Podcast "Jack":Der Mörder und seine Fans

Podcast "Jack": Erst verurteilter Mörder, dann geläuterter Literat? Jack Unterweger am 20. April 1994, als in Graz der zweite Prozess wegen der Tötung von elf jungen Frauen gegen ihn beginnt.

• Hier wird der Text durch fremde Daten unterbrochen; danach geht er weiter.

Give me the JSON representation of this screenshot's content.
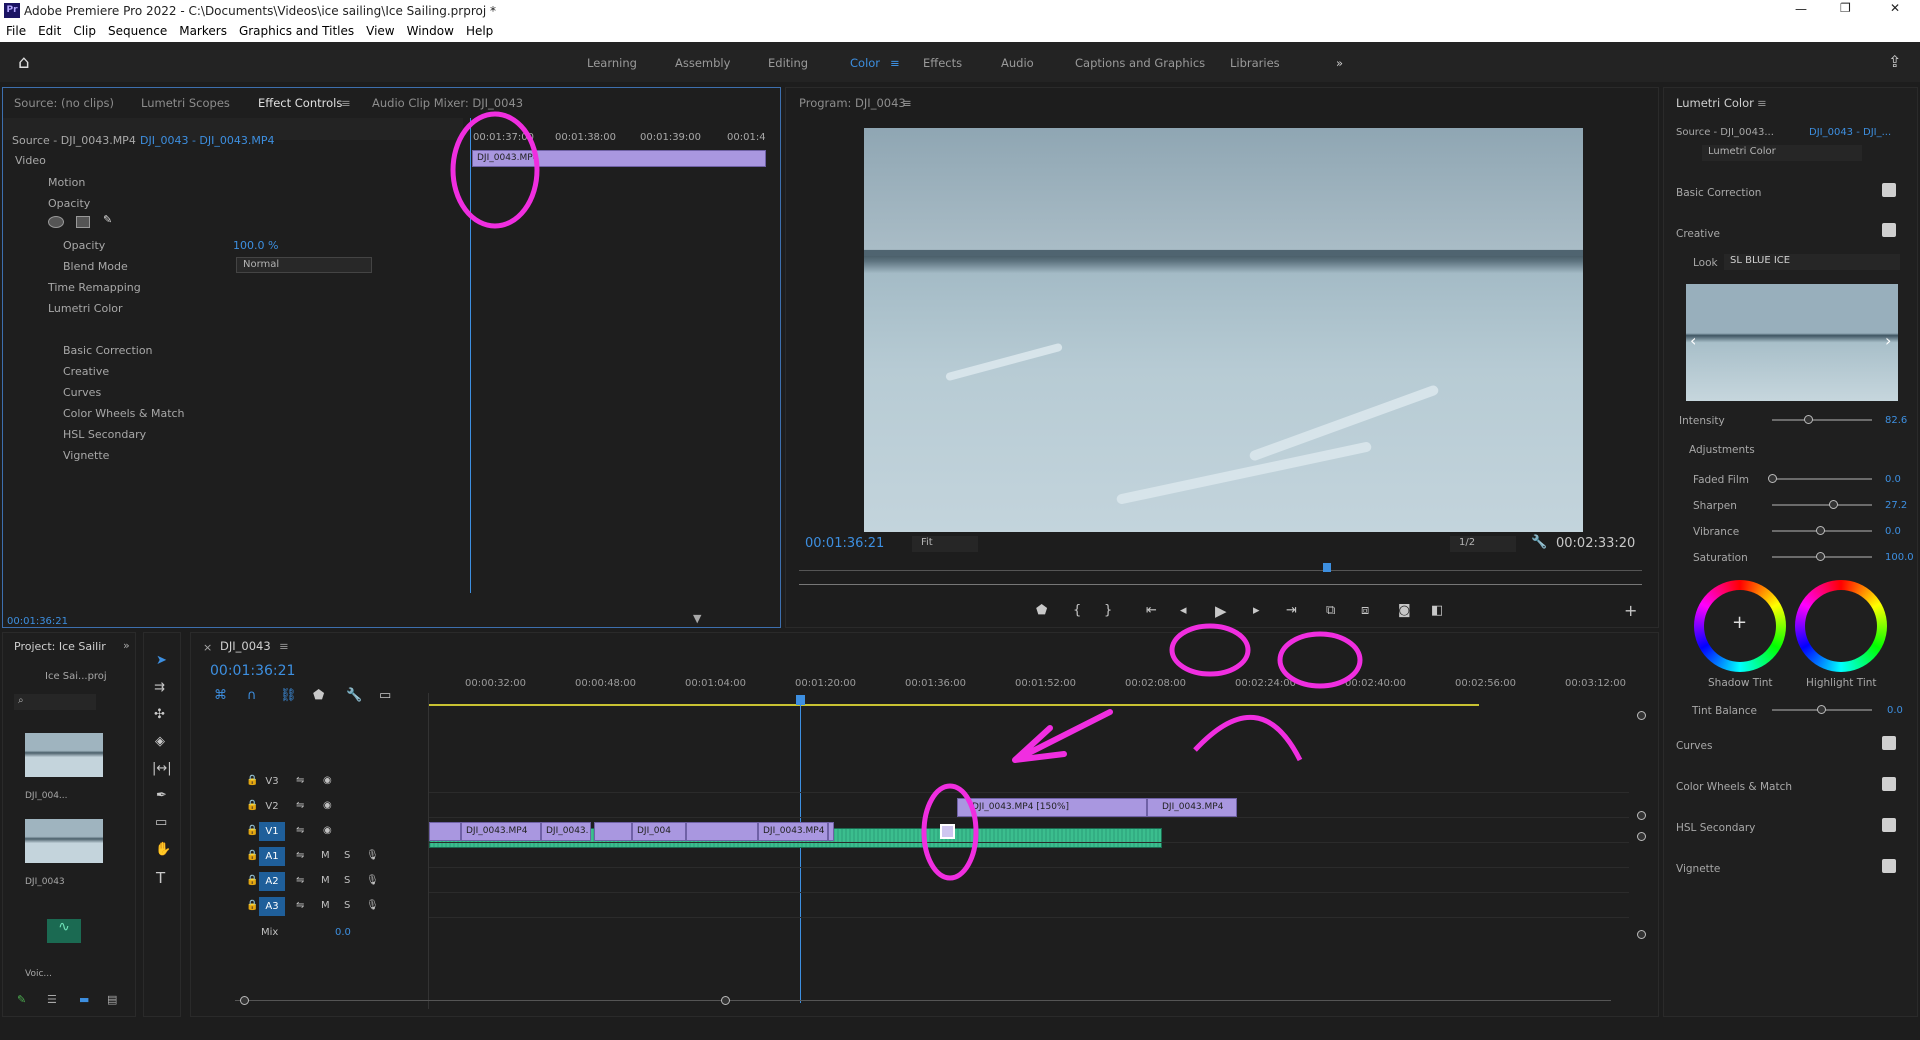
{
  "titlebar": {
    "app_icon": "Pr",
    "title": "Adobe Premiere Pro 2022 - C:\\Documents\\Videos\\ice sailing\\Ice Sailing.prproj *"
  },
  "menu": [
    "File",
    "Edit",
    "Clip",
    "Sequence",
    "Markers",
    "Graphics and Titles",
    "View",
    "Window",
    "Help"
  ],
  "workspaces": [
    "Learning",
    "Assembly",
    "Editing",
    "Color",
    "Effects",
    "Audio",
    "Captions and Graphics",
    "Libraries"
  ],
  "effect_controls": {
    "tabs": [
      "Source: (no clips)",
      "Lumetri Scopes",
      "Effect Controls",
      "Audio Clip Mixer: DJI_0043"
    ],
    "source_label": "Source - DJI_0043.MP4",
    "sequence_label": "DJI_0043 - DJI_0043.MP4",
    "video_header": "Video",
    "rows": [
      "Motion",
      "Opacity",
      "Opacity",
      "Blend Mode",
      "Time Remapping",
      "Lumetri Color",
      "Basic Correction",
      "Creative",
      "Curves",
      "Color Wheels & Match",
      "HSL Secondary",
      "Vignette"
    ],
    "opacity_value": "100.0 %",
    "blend_mode": "Normal",
    "ruler": [
      "00:01:37:00",
      "00:01:38:00",
      "00:01:39:00",
      "00:01:4"
    ],
    "clip_name": "DJI_0043.MP4",
    "timecode": "00:01:36:21"
  },
  "program": {
    "title": "Program: DJI_0043",
    "timecode": "00:01:36:21",
    "fit": "Fit",
    "quality": "1/2",
    "duration": "00:02:33:20"
  },
  "lumetri": {
    "title": "Lumetri Color",
    "source": "Source - DJI_0043...",
    "sequence": "DJI_0043 - DJI_...",
    "fx": "Lumetri Color",
    "sections": [
      "Basic Correction",
      "Creative"
    ],
    "look_label": "Look",
    "look_value": "SL BLUE ICE",
    "intensity_label": "Intensity",
    "intensity_value": "82.6",
    "adjustments": "Adjustments",
    "sliders": [
      {
        "label": "Faded Film",
        "value": "0.0",
        "pos": 0.0
      },
      {
        "label": "Sharpen",
        "value": "27.2",
        "pos": 0.64
      },
      {
        "label": "Vibrance",
        "value": "0.0",
        "pos": 0.5
      },
      {
        "label": "Saturation",
        "value": "100.0",
        "pos": 0.5
      }
    ],
    "shadow_tint": "Shadow Tint",
    "highlight_tint": "Highlight Tint",
    "tint_balance_label": "Tint Balance",
    "tint_balance_value": "0.0",
    "bottom_sections": [
      "Curves",
      "Color Wheels & Match",
      "HSL Secondary",
      "Vignette"
    ]
  },
  "project": {
    "tab": "Project: Ice Sailir",
    "bin": "Ice Sai...proj",
    "items": [
      "DJI_004...",
      "DJI_0043",
      "Voic..."
    ]
  },
  "timeline": {
    "tab": "DJI_0043",
    "timecode": "00:01:36:21",
    "ruler": [
      "00:00:32:00",
      "00:00:48:00",
      "00:01:04:00",
      "00:01:20:00",
      "00:01:36:00",
      "00:01:52:00",
      "00:02:08:00",
      "00:02:24:00",
      "00:02:40:00",
      "00:02:56:00",
      "00:03:12:00"
    ],
    "tracks": [
      "V3",
      "V2",
      "V1",
      "A1",
      "A2",
      "A3"
    ],
    "mix_label": "Mix",
    "mix_value": "0.0",
    "v1_clips": [
      "DJI_0043.MP4",
      "DJI_0043.",
      "",
      "DJI_004",
      "DJI_0043.MP4"
    ],
    "v2_clips": [
      "DJI_0043.MP4 [150%]",
      "DJI_0043.MP4"
    ]
  },
  "colors": {
    "accent": "#3d8fe0",
    "clip_video": "#a997e0",
    "clip_audio": "#2fa77e",
    "annotation": "#f02ee0"
  }
}
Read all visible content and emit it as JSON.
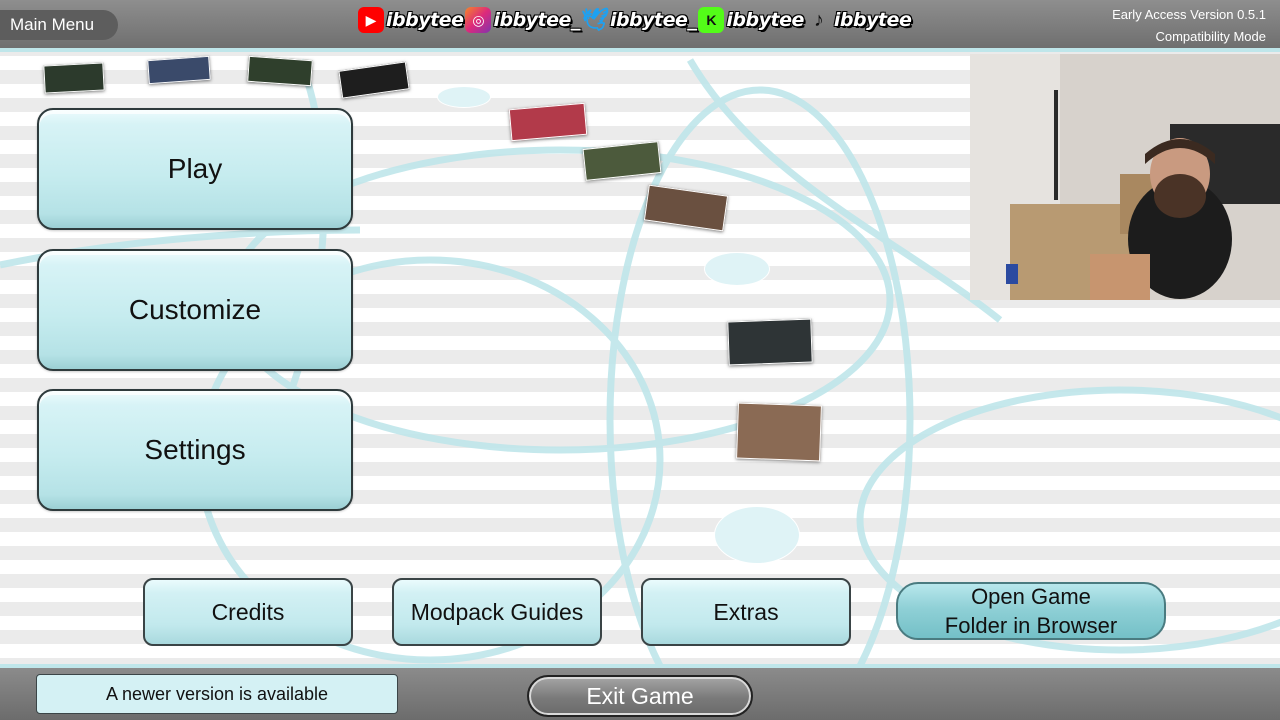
{
  "header": {
    "menu_title": "Main Menu",
    "socials": [
      {
        "platform": "youtube-icon",
        "handle": "ibbytee",
        "color": "#ff0000"
      },
      {
        "platform": "instagram-icon",
        "handle": "ibbytee_",
        "color": "#c13584"
      },
      {
        "platform": "twitter-icon",
        "handle": "ibbytee_",
        "color": "#1da1f2"
      },
      {
        "platform": "kick-icon",
        "handle": "ibbytee",
        "color": "#53fc18"
      },
      {
        "platform": "tiktok-icon",
        "handle": "ibbytee",
        "color": "#111111"
      }
    ],
    "version_line1": "Early Access Version 0.5.1",
    "version_line2": "Compatibility Mode"
  },
  "main_buttons": {
    "play": "Play",
    "customize": "Customize",
    "settings": "Settings"
  },
  "secondary_buttons": {
    "credits": "Credits",
    "modpack_guides": "Modpack Guides",
    "extras": "Extras",
    "open_folder": "Open Game\nFolder in Browser"
  },
  "footer": {
    "update_notice": "A newer version is available",
    "exit": "Exit Game"
  },
  "colors": {
    "accent_cyan": "#bfe6ea",
    "button_fill": "#c6ecef",
    "bar_gray": "#7a7a7a"
  }
}
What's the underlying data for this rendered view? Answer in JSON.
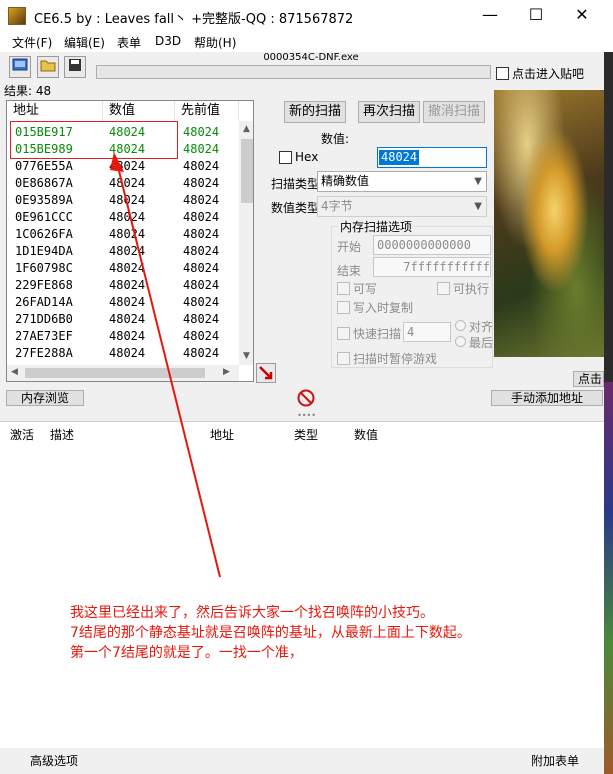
{
  "window": {
    "title": "CE6.5 by : Leaves fall丶 +完整版-QQ : 871567872",
    "minimize": "—",
    "maximize": "☐",
    "close": "✕"
  },
  "menu": [
    "文件(F)",
    "编辑(E)",
    "表单",
    "D3D",
    "帮助(H)"
  ],
  "toolbar": {
    "process_name": "0000354C-DNF.exe",
    "progress_percent": 0,
    "pin_label": "点击进入贴吧"
  },
  "results": {
    "count_label": "结果:  48",
    "headers": [
      "地址",
      "数值",
      "先前值"
    ],
    "rows": [
      [
        "015BE917",
        "48024",
        "48024"
      ],
      [
        "015BE989",
        "48024",
        "48024"
      ],
      [
        "0776E55A",
        "48024",
        "48024"
      ],
      [
        "0E86867A",
        "48024",
        "48024"
      ],
      [
        "0E93589A",
        "48024",
        "48024"
      ],
      [
        "0E961CCC",
        "48024",
        "48024"
      ],
      [
        "1C0626FA",
        "48024",
        "48024"
      ],
      [
        "1D1E94DA",
        "48024",
        "48024"
      ],
      [
        "1F60798C",
        "48024",
        "48024"
      ],
      [
        "229FE868",
        "48024",
        "48024"
      ],
      [
        "26FAD14A",
        "48024",
        "48024"
      ],
      [
        "271DD6B0",
        "48024",
        "48024"
      ],
      [
        "27AE73EF",
        "48024",
        "48024"
      ],
      [
        "27FE288A",
        "48024",
        "48024"
      ]
    ]
  },
  "scan": {
    "new_scan": "新的扫描",
    "next_scan": "再次扫描",
    "undo_scan": "撤消扫描",
    "value_label": "数值:",
    "hex_label": "Hex",
    "value": "48024",
    "scan_type_label": "扫描类型",
    "scan_type_value": "精确数值",
    "value_type_label": "数值类型",
    "value_type_value": "4字节",
    "memory_options_title": "内存扫描选项",
    "start_label": "开始",
    "start_value": "0000000000000",
    "stop_label": "结束",
    "stop_value": "7fffffffffff",
    "writable_label": "可写",
    "executable_label": "可执行",
    "copy_on_write_label": "写入时复制",
    "fast_scan_label": "快速扫描",
    "fast_scan_value": "4",
    "align_label": "对齐",
    "last_digits_label": "最后",
    "pause_label": "扫描时暂停游戏"
  },
  "lower": {
    "memory_view": "内存浏览",
    "add_manual": "手动添加地址",
    "right_partial": "点击",
    "columns": [
      "激活",
      "描述",
      "地址",
      "类型",
      "数值"
    ]
  },
  "annotation": [
    "我这里已经出来了，然后告诉大家一个找召唤阵的小技巧。",
    "7结尾的那个静态基址就是召唤阵的基址，从最新上面上下数起。",
    "第一个7结尾的就是了。一找一个准，"
  ],
  "status": {
    "advanced": "高级选项",
    "table_extras": "附加表单"
  },
  "colors": {
    "annotation_red": "#e8170c",
    "static_green": "#0a8a0a",
    "selection_blue": "#0078d7"
  }
}
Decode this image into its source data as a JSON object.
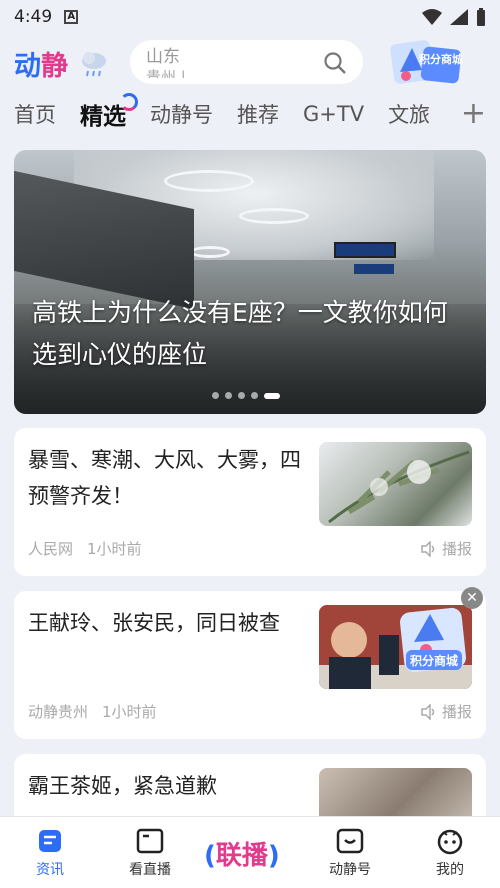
{
  "status_bar": {
    "time": "4:49",
    "app_icon": "A"
  },
  "header": {
    "logo": {
      "part1": "动",
      "part2": "静"
    },
    "search_placeholder": "山东",
    "search_placeholder_line2": "贵州 |",
    "mall_label": "积分商城"
  },
  "tabs": [
    "首页",
    "精选",
    "动静号",
    "推荐",
    "G+TV",
    "文旅"
  ],
  "active_tab": "精选",
  "hero": {
    "title": "高铁上为什么没有E座？一文教你如何选到心仪的座位",
    "slide_index": 5,
    "slide_count": 5
  },
  "feed": [
    {
      "title": "暴雪、寒潮、大风、大雾，四预警齐发！",
      "source": "人民网",
      "time": "1小时前",
      "action": "播报"
    },
    {
      "title": "王献玲、张安民，同日被查",
      "source": "动静贵州",
      "time": "1小时前",
      "action": "播报"
    },
    {
      "title": "霸王茶姬，紧急道歉",
      "source": "",
      "time": "",
      "action": ""
    }
  ],
  "floating_ad": {
    "label": "积分商城"
  },
  "bottom_nav": [
    {
      "label": "资讯",
      "icon": "news-icon",
      "active": true
    },
    {
      "label": "看直播",
      "icon": "live-tv-icon",
      "active": false
    },
    {
      "label": "联播",
      "icon": "lianbo-logo",
      "active": false
    },
    {
      "label": "动静号",
      "icon": "smile-tv-icon",
      "active": false
    },
    {
      "label": "我的",
      "icon": "avatar-icon",
      "active": false
    }
  ],
  "colors": {
    "brand_blue": "#2d6df6",
    "brand_pink": "#e23a8c",
    "background": "#edf0f6"
  }
}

Erst verurteilter Mörder, dann geläuterter Literat? Jack Unterweger am 20. April 1994, als in Graz der zweite Prozess wegen der Tötung von elf jungen Frauen gegen ihn beginnt.

(Foto: EPA/AFP)

Elfriede Jelinek und Günter Grass setzten sich für ihn ein: Ein True-Crime-Podcast arbeitet die Geschichte des österreichischen Frauenmörders Jack Unterweger auf.

Von Stefan Fischer

Gilt für Jack Unterweger die Unschuldsvermutung? Rechtskräftig verurteilt worden ist der Österreicher nämlich nicht, als man ihm 1994 den Prozess machte. Andererseits konnten ihm in dem Verfahren neun Morde an jungen Frauen nachgewiesen werden. Sechs der acht Geschworenen waren überzeugt von den Indizien und Beweisen. Unterweger wurde zu lebenslang verurteilt - zum zweiten Mal in seinem Leben. Weil der damals 43-Jährige aber wenige Stunden nach dem Schuldspruch Suizid begangen hat, erlangte das Urteil jedoch nie Rechtskraft.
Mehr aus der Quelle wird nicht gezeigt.